Marinade ingredients:

  • 1 TBS light soy
  • ½ TBS dark soy
  • 1 tsp cooking oil
  • 1 TBS oyster sauce
  • 1 TBS corn flour
  • ½ tsp brown sugar
  • 3-4 fresh shiitake mushrooms, washed thoroughly, you can use dried, presoaked and rehydrated.


  1. Drain water from presoaked rice, add fresh water, must cover 1cm over rice, on medium-high heat, bring to boil, then lower heat, keep checking, the rest of the ingredients must be added when rice is 70% cooked, slightly “al dente” in texture.
  2. While the rice is cooking, bring water to boil and blanch baby bok choy for three minutes.
  3. Once rice is almost ready, arrange sliced chorizo, baby bok choy and marinated chicken pieces on top of rice, cover with lid, simmer cook on low heat for about eight minutes, try not open too many times as heat will escape and affect cooking time.
  4. In the meantime, make this sweetened soy sauce to drizzle over your clay pot rice at the end:
  • 2 TSB light soy
  • 1 TSB dark soy
  • 1 TSB brown sugar
  • 4 TSB of water

THE BEST PART: drizzle sauce over and listen to the crackling sounds at the bottom. Serve and enjoy!

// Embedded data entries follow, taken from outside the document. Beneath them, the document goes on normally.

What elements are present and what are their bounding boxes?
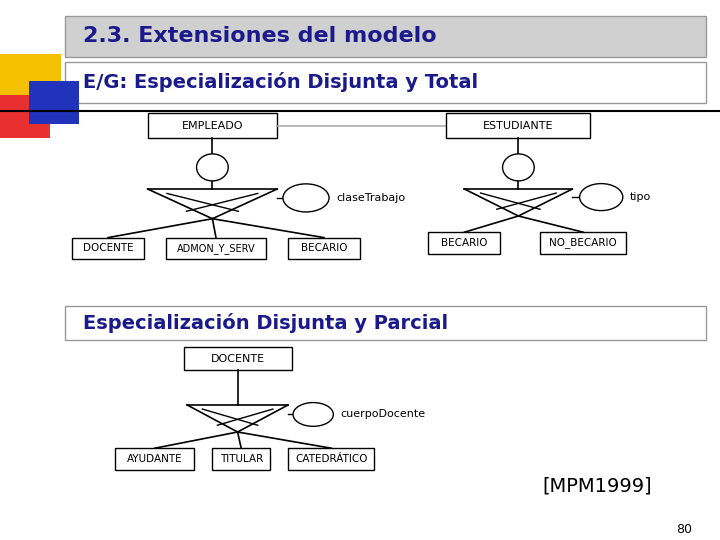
Text: CATEDRÁTICO: CATEDRÁTICO xyxy=(295,454,367,464)
Text: Especialización Disjunta y Parcial: Especialización Disjunta y Parcial xyxy=(83,313,448,333)
Bar xyxy=(65,16,706,57)
Bar xyxy=(65,306,706,340)
Bar xyxy=(166,238,266,259)
Bar xyxy=(212,448,270,470)
Text: [MPM1999]: [MPM1999] xyxy=(543,476,652,496)
Ellipse shape xyxy=(197,154,228,181)
Text: EMPLEADO: EMPLEADO xyxy=(181,120,243,131)
Bar xyxy=(428,232,500,254)
Bar xyxy=(288,238,360,259)
Bar xyxy=(148,113,277,138)
Text: 80: 80 xyxy=(676,523,692,536)
Bar xyxy=(0,54,61,100)
Text: E/G: Especialización Disjunta y Total: E/G: Especialización Disjunta y Total xyxy=(83,72,478,92)
Text: 2.3. Extensiones del modelo: 2.3. Extensiones del modelo xyxy=(83,26,436,46)
Text: NO_BECARIO: NO_BECARIO xyxy=(549,238,617,248)
Ellipse shape xyxy=(283,184,329,212)
Bar xyxy=(0,94,50,138)
Bar xyxy=(540,232,626,254)
Text: AYUDANTE: AYUDANTE xyxy=(127,454,183,464)
Text: TITULAR: TITULAR xyxy=(220,454,263,464)
Text: ADMON_Y_SERV: ADMON_Y_SERV xyxy=(176,243,256,254)
Text: tipo: tipo xyxy=(630,192,652,202)
Ellipse shape xyxy=(580,184,623,211)
Bar xyxy=(72,238,144,259)
Ellipse shape xyxy=(293,403,333,427)
Bar xyxy=(288,448,374,470)
Text: BECARIO: BECARIO xyxy=(301,244,347,253)
Text: cuerpoDocente: cuerpoDocente xyxy=(341,409,426,420)
Text: DOCENTE: DOCENTE xyxy=(83,244,133,253)
Bar xyxy=(446,113,590,138)
Bar xyxy=(184,347,292,370)
Ellipse shape xyxy=(503,154,534,181)
Text: BECARIO: BECARIO xyxy=(441,238,487,248)
Bar xyxy=(29,81,79,124)
Text: DOCENTE: DOCENTE xyxy=(210,354,265,363)
Bar xyxy=(115,448,194,470)
Text: ESTUDIANTE: ESTUDIANTE xyxy=(483,120,554,131)
Bar xyxy=(65,62,706,103)
Text: claseTrabajo: claseTrabajo xyxy=(336,193,405,203)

Long-grain rice is preferred over short-grain rice, as they can cook easily, and, after soaking up the fat from the toppings, each grain appears to be translucent, almost like thousands of tiny shiny crystals, add to the beauty of the dish.

Lastly, when you drizzle the sweet soy sauce over the dish, you have to experience the “ts ts” sound as the cold sauce meets the heat at the bottom of the pot, where the flavourful crispy bottom was created.